In the freestyle semifinals, Taylor was matched up with Aleksandr Medved from the USSR, and experienced and accomplished freestyler.
In the middle of the match, it appeared Medved was stalling, but the referee awarded a point to the Soviet, charging Taylor with a lack of action. Later on, the referee admitted that he awarded the point to Medved because he “felt sorry for Medved due to Taylor’s size.”
HE FELT SORRY FOR HIM.
Unsurprisingly, the official was immediately removed from the 1972 Olympics and banned from officiating any future matches.
After settling for bronze in the freestyle, Taylor then switched over to Greco-Roman, where he met West Germany’s Wilfred Dietrich, 38, in the early rounds. While both competed in the super heavyweight division, at 287 pounds, Deitrich was clearly at a serious size disadvantage to Taylor. The story behind what would become known as one of the greatest throws in the history of wrestling is an incredible one.
“I was about four feet away when it happened,” said Jim Peckham, assistant coach of the freestyle team. “It was about five to ten minutes before their match and Dietrich came up to Chris and said ‘Chris, it’s so good to see you.’ Instead of a handshake, he gave him a big hug. I tried to step in to stop it but was too late. I think he was doing it to see if he could get his arms around Chris to attempt a throw. Keep in mind, the match was in Germany and this was Dietrich’s home mat, so he was trying to gain every advantage possible.”
Which brings us to the throw.
Without a doubt, Dietrich flat out lifting the 440-pound Taylor directly off the mat is an impressive feat, one that even Taylor admitted he didn’t think was possible.

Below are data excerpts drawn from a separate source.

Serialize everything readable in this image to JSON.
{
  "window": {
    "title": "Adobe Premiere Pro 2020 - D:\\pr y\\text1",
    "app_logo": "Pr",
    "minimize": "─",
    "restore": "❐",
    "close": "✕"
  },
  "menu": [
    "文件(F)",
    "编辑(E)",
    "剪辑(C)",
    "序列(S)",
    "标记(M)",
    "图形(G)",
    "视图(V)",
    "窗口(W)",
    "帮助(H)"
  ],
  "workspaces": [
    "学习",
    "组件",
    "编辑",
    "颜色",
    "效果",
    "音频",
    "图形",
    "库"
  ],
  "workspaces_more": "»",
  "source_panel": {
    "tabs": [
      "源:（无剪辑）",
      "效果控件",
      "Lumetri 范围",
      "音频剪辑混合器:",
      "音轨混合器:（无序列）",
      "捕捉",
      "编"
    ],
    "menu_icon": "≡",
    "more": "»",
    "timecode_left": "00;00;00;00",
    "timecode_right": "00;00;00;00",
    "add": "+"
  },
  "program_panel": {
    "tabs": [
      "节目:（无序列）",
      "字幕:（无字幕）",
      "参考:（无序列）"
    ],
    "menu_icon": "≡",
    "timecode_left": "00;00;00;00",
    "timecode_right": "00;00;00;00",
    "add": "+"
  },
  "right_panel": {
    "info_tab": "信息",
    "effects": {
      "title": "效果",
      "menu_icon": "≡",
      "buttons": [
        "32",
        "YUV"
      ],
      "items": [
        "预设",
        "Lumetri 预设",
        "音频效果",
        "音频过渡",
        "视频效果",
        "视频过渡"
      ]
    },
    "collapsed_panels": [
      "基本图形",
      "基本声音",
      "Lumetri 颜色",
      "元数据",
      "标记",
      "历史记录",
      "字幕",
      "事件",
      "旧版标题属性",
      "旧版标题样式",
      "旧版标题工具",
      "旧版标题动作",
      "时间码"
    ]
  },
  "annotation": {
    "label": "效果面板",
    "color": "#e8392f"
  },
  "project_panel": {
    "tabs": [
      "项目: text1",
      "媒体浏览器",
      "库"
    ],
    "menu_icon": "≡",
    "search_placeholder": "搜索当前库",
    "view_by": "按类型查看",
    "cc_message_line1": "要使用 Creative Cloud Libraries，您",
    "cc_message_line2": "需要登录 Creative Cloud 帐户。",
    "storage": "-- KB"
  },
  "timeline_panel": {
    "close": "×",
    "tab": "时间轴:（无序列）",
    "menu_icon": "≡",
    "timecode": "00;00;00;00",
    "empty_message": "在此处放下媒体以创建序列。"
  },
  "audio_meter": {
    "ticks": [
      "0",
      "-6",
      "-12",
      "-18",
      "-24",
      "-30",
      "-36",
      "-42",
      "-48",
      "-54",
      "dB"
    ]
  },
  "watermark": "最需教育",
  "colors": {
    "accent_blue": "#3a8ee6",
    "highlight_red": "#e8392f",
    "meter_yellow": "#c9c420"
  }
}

“Five minutes later I went back to the locker room and Taylor was there by himself slouched over on a training table swinging his legs like a little kid. He looked up at me and shook his head and said, ‘I didn’t believe there was a human alive that could physically pick me off the mat and throw me, but I was wrong,” said Wayne Baughman, a 198-pound member of the 1972 Olympic Greco-Roman team.
However, Dietrich should have never been allowed to roll Taylor over and pin him.

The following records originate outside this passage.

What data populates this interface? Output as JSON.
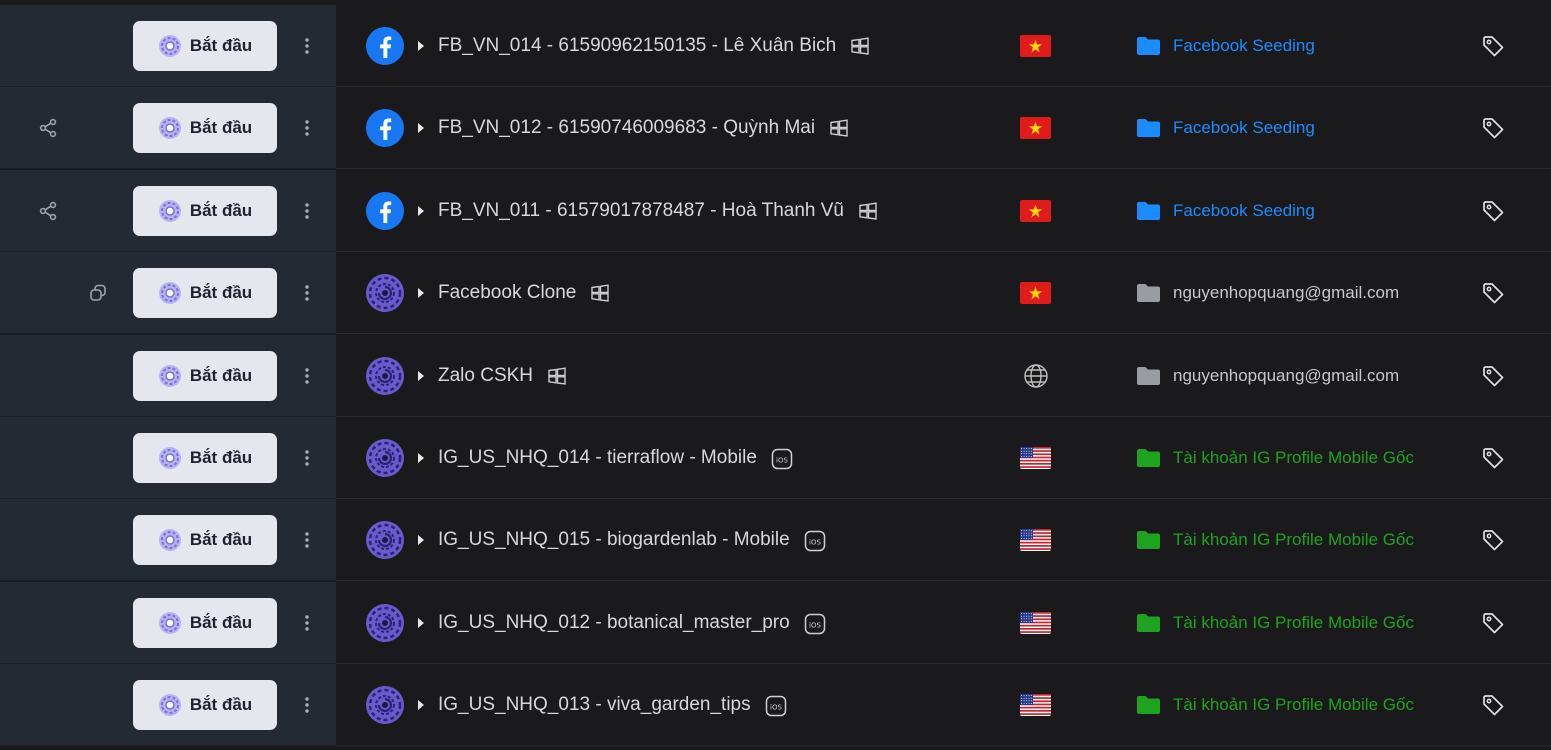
{
  "rows": [
    {
      "name": "FB_VN_014 - 61590962150135 - Lê Xuân Bich",
      "button": "Bắt đầu",
      "avatar": "facebook-icon",
      "os": "windows-icon",
      "region": "vietnam-flag-icon",
      "folder": "Facebook Seeding",
      "folder_color": "#1a8cff",
      "left_icon": "none"
    },
    {
      "name": "FB_VN_012 - 61590746009683 - Quỳnh Mai",
      "button": "Bắt đầu",
      "avatar": "facebook-icon",
      "os": "windows-icon",
      "region": "vietnam-flag-icon",
      "folder": "Facebook Seeding",
      "folder_color": "#1a8cff",
      "left_icon": "share-icon"
    },
    {
      "name": "FB_VN_011 - 61579017878487 - Hoà Thanh Vũ",
      "button": "Bắt đầu",
      "avatar": "facebook-icon",
      "os": "windows-icon",
      "region": "vietnam-flag-icon",
      "folder": "Facebook Seeding",
      "folder_color": "#1a8cff",
      "left_icon": "share-icon"
    },
    {
      "name": "Facebook Clone",
      "button": "Bắt đầu",
      "avatar": "profile-logo-icon",
      "os": "windows-icon",
      "region": "vietnam-flag-icon",
      "folder": "nguyenhopquang@gmail.com",
      "folder_color": "#9a9ca3",
      "left_icon": "clone-icon"
    },
    {
      "name": "Zalo CSKH",
      "button": "Bắt đầu",
      "avatar": "profile-logo-icon",
      "os": "windows-icon",
      "region": "globe-icon",
      "folder": "nguyenhopquang@gmail.com",
      "folder_color": "#9a9ca3",
      "left_icon": "none"
    },
    {
      "name": "IG_US_NHQ_014 - tierraflow - Mobile",
      "button": "Bắt đầu",
      "avatar": "profile-logo-icon",
      "os": "ios-icon",
      "region": "usa-flag-icon",
      "folder": "Tài khoản IG Profile Mobile Gốc",
      "folder_color": "#1ea31e",
      "left_icon": "none"
    },
    {
      "name": "IG_US_NHQ_015 - biogardenlab - Mobile",
      "button": "Bắt đầu",
      "avatar": "profile-logo-icon",
      "os": "ios-icon",
      "region": "usa-flag-icon",
      "folder": "Tài khoản IG Profile Mobile Gốc",
      "folder_color": "#1ea31e",
      "left_icon": "none"
    },
    {
      "name": "IG_US_NHQ_012 - botanical_master_pro",
      "button": "Bắt đầu",
      "avatar": "profile-logo-icon",
      "os": "ios-icon",
      "region": "usa-flag-icon",
      "folder": "Tài khoản IG Profile Mobile Gốc",
      "folder_color": "#1ea31e",
      "left_icon": "none"
    },
    {
      "name": "IG_US_NHQ_013 - viva_garden_tips",
      "button": "Bắt đầu",
      "avatar": "profile-logo-icon",
      "os": "ios-icon",
      "region": "usa-flag-icon",
      "folder": "Tài khoản IG Profile Mobile Gốc",
      "folder_color": "#1ea31e",
      "left_icon": "none"
    }
  ]
}
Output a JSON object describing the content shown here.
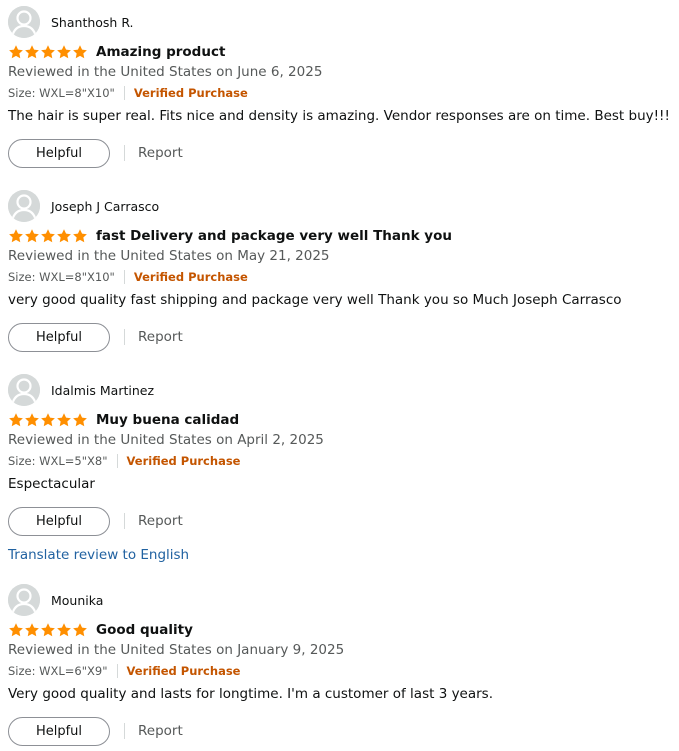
{
  "colors": {
    "star": "#ff8f00",
    "verified": "#c45500",
    "link": "#2162a1",
    "muted": "#565959"
  },
  "avatar_icon": "user-silhouette-icon",
  "review_ui": {
    "helpful_label": "Helpful",
    "report_label": "Report",
    "verified_label": "Verified Purchase",
    "translate_label": "Translate review to English"
  },
  "reviews": [
    {
      "author": "Shanthosh R.",
      "rating": 5,
      "title": "Amazing product",
      "date_line": "Reviewed in the United States on June 6, 2025",
      "variant": "Size: WXL=8\"X10\"",
      "body": "The hair is super real. Fits nice and density is amazing. Vendor responses are on time. Best buy!!!"
    },
    {
      "author": "Joseph J Carrasco",
      "rating": 5,
      "title": "fast Delivery and package very well Thank you",
      "date_line": "Reviewed in the United States on May 21, 2025",
      "variant": "Size: WXL=8\"X10\"",
      "body": "very good quality fast shipping and package very well Thank you so Much Joseph Carrasco"
    },
    {
      "author": "Idalmis Martinez",
      "rating": 5,
      "title": "Muy buena calidad",
      "date_line": "Reviewed in the United States on April 2, 2025",
      "variant": "Size: WXL=5\"X8\"",
      "body": "Espectacular"
    },
    {
      "author": "Mounika",
      "rating": 5,
      "title": "Good quality",
      "date_line": "Reviewed in the United States on January 9, 2025",
      "variant": "Size: WXL=6\"X9\"",
      "body": "Very good quality and lasts for longtime. I'm a customer of last 3 years."
    }
  ]
}
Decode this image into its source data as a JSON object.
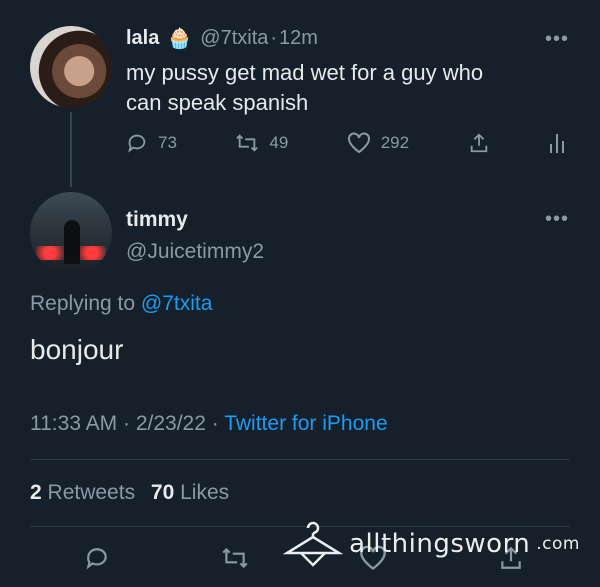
{
  "original_tweet": {
    "display_name": "lala",
    "name_emoji": "🧁",
    "handle": "@7txita",
    "separator": "·",
    "time_ago": "12m",
    "text_line1": "my pussy get mad wet for a guy who",
    "text_line2": "can speak spanish",
    "stats": {
      "replies": "73",
      "retweets": "49",
      "likes": "292"
    }
  },
  "reply_tweet": {
    "display_name": "timmy",
    "handle": "@Juicetimmy2",
    "replying_prefix": "Replying to",
    "replying_handle": "@7txita",
    "text": "bonjour",
    "timestamp": "11:33 AM · 2/23/22",
    "separator": "·",
    "source": "Twitter for iPhone",
    "retweets_count": "2",
    "retweets_label": "Retweets",
    "likes_count": "70",
    "likes_label": "Likes"
  },
  "watermark": {
    "brand": "allthingsworn",
    "domain": ".com"
  },
  "colors": {
    "background": "#15202b",
    "text": "#e7e9ea",
    "muted": "#8b98a5",
    "link": "#1d9bf0"
  }
}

“I can tell you exactly what happened because I was four feet from it,” said Alan Rice, 1972 Olympic Greco-Roman head coach. “Dietrich has this throw, but he couldn’t reach his arms all the way around Chris but he got around there and he went to his own back and that was the days of the touch fall. Dietrich went straight back and he was pinned, he pinned himself. Then he rolled Chris over and got Chris on his back and the referee called the fall. It was a great injustice because Dietrich did pin himself.”
“(Dietrich) could not lock his hands around Chris. He could get his fingers touching, but just barely, not enough to grip his fingers at all. He was very much well-known for that throw. I don’t think Chris was too worried about the throw because he knew if he went belly to belly that (Dietrich) would go to his back and pin himself. He did, but the referees flat out did not call it. He was on his back for no longer than one second but they did have the touch fall rule in place so (Dietrich) was pinned.”
In conclusion, Chris Taylor, unarguably one of the greatest heavyweights of all time, was robbed of not one, but two chances at Olympic gold.